On constate alors que le cinéma de Bresson n'a réellement plus rien à voir avec le théâtre comme il l'affirme dans Notes sur le cinématographe. Il est ici question de musicalité, de montage rythmique comme le théorisait Sergeï M. Eisenstein (11) c'est-à-dire qu'il y a une vraie cadence dans l'enchainement des plans. Par exemple, si l'on prend la série des 24 plans de la séquence d'ouverture, l'insert du levier de vitesse se double d'une métaphore de la rythmique du montage. Ainsi, la longueur des plans va varier en fonction du positionnement de l'insert du levier dans la série qui correspond aux tentatives d'évasion du personnage. Le montage va donc opérer des phases d'accélération et de ralentissement en faisant varier la longueur des séries de plans encadrés par l'insert du levier de vitesse. Au sein même de la grande suite figurent deux autres suites, plus brèves qui seront faites d'une alternance de deux plans sur les quatre, la première série alternant le visage de Fontaine et sa main, la seconde alternant le champ et le contre-champ entre Fontaine et son point de vu subjectif sur l'extérieur. Ces deux séries travaillent a minima le choc entre deux motifs très simples qui construisent par leur proximité la tension donc la dramaturgie de la séquence. Dans leur individualité, les plans ne sont pas porteur de sens, ils sont autonomes. Le sens vient alors de leur disposition au cœur de la série. Le dernier plan de la séquence, celui où Fontaine parvient enfin à ouvrir la porte pour fuir vient expliciter cette volonté d'atteindre une pureté absolue du découpage. En effet, la caméra reste fixe dans la voiture alors qu'elle dessinait jusqu'à présent l'espace mental du personnage. La caméra ne suit pas le personnage dans sa course, elle reste « enfermée », figurant un autre type d'enfermement, plus seulement physique mais aussi mental, spirituel. La fragmentation de l'espace semble ici nécessaire car elle préfigure l'enfermement de Fontaine qui tout au long du film sera un personnage entre quatre murs. Il convient donc de reconfigurer ce réel en le morcelant et en faisant varier ces motifs plusieurs fois, comme si son rapport au monde n'était guidé que par son décryptage, à la manière du joueur qui chercherait la bonne combinaison d'un Rubik's Cube.
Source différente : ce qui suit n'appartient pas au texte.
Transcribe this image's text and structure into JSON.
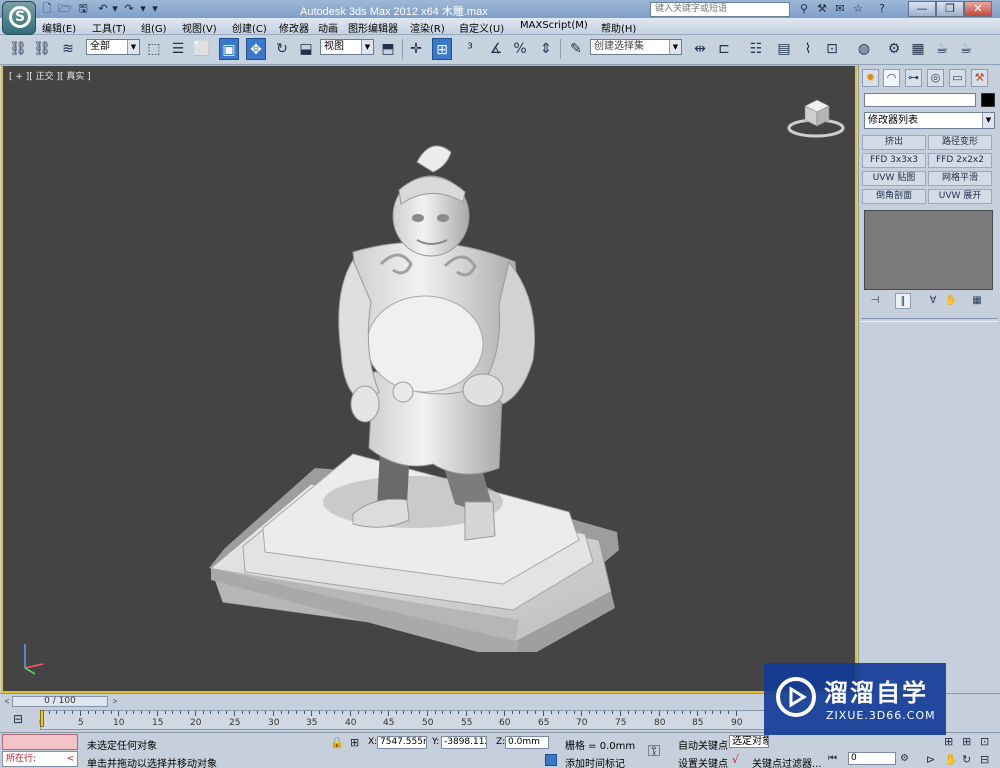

Pour autant, Bresson n'est pas le seul cinéaste à fragmenter le réel. En effet, quelques années auparavant, au Japon, un réalisateur comme Yasujiro Ozu faisait déjà preuve d'un geste singulier en ce qui concerne le montage. Il ne s'agit pas tant de situer la fragmentation à même le corps des personnages comme chez Bresson mais plutôt de fragmenter l'espace, en l'occurence des intérieurs, des foyers familiaux dans la plupart des cas. Le montage ne fait donc pas travailler la tension entre les fragments mais joue tout de même sur cette idée de répétition du même plan au sein d'une série. Ozu film non pas des personnages mais plutôt des lieux traversés par des présences et c'est peut-être là que recèle le cœur de son œuvre : inscrire des personnages qui changent dans des décors immuables, d'où cette précision dans le cadrage qui ne varie pas au sein du même film, voire même d'un film à l'autre. Le décor c'est ce qui garderait une trace mémorielle des vies qui l'ont habités. Par exemple, dans Été précoce, le plan de demi-ensemble sur la cuisine (parmi beaucoup d'autres) se répète plusieurs fois dans le film sans pour autant que la caméra ne change d'échelle de cadre ou ne varie de son angle de prise de vue.

Ainsi, il creuse de façon plus mélancolique que mystique la question du temporel à travers le montage. Mais contrairement à Ozu, Bresson, par la position centrifuge de Fontaine fait de son personnage un metteur en scène ou en tout cas le monteur du film lui-même c'est-à-dire que le réel est une matière plastique, malléable chez Robert Bresson et que le montage n'est jamais qu'un moyen d'accéder à la vérité de ce réel.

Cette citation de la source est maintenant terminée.